Campaign groups granted permission for judicial review of immigration exemption
Two campaign groups have been granted permission to bring a judicial review against the government's immigration exemption, contained in the Data Protection Act 2018, which passed into law in May 2018.
Posted on 17 January 2019
The immigration exemption affects the three million EU citizens who will have to submit their applications for a new immigration status after Brexit. It affects anyone who has dealings with the Home Office, some other state bodies and several companies who are concerned with “immigration control” such as those seeking refuge in the UK and those impacted by the Windrush scandal.
The Open Rights Group and the3million wrote to the Home Secretary earlier in early 2018 to urge the government to reconsider the exemption before it was passed into law. The government refused and the groups issued judicial review proceedings in the High Court.
Both organisations argue that the exemption is unlawful because it amounts to an unlawful, unnecessary and disproportionate interference with fundamental data protection rights. They argue that the exemption has removed people’s right to access their personal data, which is of particular concern given that the Chief Inspector of Borders and Immigration has acknowledged the Home Office has a ten percent error rate in immigration status checks.
The campaigners argue that by denying people the right to access their data people will not be able to properly challenge errors made by the Home Office. This could lead to applications relating to immigration statuses being wrongly refused or wrongful deportations taking place.
Rosa Curling, solicitor at Leigh Day, said:
“Our clients are delighted with the decision today. The attempt to remove so many people’s data rights is particularly worrying in the context of the Home Office’s hostile environment policy. Our clients are pleased to be have been granted permission so they can present their arguments in full to the court at a substantive hearing.”
Nicolas Hatton of the3million, the EU citizens group, says:
“If over three million EU citizens are going to apply for settled status, they must be able to do so knowing it’s safe for them to do it, with the right to see what the Home Office is doing with their data. Not only does this exemption go against the very purpose of the data protection act (which means to protect us from data abuse from those holding our data), but it also reinforces suspicion that the Home Office has something to hide. I am confident our case against the Government will be successful, for the sake of EU citizens in the UK who deserve to be treated fairly, as well as all third-country nationals who fall under the same exemption.”

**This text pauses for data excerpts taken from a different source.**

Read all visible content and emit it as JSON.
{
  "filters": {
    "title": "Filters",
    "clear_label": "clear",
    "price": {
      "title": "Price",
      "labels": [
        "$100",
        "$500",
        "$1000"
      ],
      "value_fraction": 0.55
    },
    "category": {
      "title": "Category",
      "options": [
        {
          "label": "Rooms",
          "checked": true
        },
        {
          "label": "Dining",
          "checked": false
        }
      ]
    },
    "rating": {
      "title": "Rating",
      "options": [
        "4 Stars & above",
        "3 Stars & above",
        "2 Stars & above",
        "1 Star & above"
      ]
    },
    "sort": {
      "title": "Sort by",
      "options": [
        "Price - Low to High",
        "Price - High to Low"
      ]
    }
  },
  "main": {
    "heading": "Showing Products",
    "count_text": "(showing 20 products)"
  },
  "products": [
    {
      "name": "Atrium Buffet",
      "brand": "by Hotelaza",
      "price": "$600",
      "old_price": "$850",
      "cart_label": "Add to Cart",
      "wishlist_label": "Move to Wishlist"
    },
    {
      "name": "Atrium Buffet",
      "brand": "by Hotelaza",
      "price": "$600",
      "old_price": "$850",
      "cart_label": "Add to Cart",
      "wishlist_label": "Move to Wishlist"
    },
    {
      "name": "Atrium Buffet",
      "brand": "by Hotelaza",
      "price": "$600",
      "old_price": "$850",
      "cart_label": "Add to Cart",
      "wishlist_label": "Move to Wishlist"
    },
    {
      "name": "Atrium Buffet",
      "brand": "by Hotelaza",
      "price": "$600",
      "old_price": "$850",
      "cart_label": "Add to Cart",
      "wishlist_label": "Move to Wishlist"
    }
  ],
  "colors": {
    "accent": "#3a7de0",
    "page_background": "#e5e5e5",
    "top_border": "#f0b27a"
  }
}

Matthew Rice, Open Rights Group said:
“We are delighted to have been granted permission to challenge the immigration exemption in the Data Protection Act 2018. The exemption undermines the fundamental right to data protection of millions across the United Kingdom and we will be seeking removal of the exemption from the Act in its entirety.
“The immigration exemption removes accountability from the immigration process, just as it becomes key for millions more. As the status of millions of European citizens is brought into question, it is vital that everyone retains the right to find out what data is held about them, challenge inaccuracies, and hold the Government to account for any decisions that may be taken.
“This is about more than those undergoing the settled status checks. This challenge is for anyone and everyone that is going through, or is connected to someone going through, the immigration process. This blunt instrument poses a huge threat to the right to privacy, it is time for it to go once and for all.”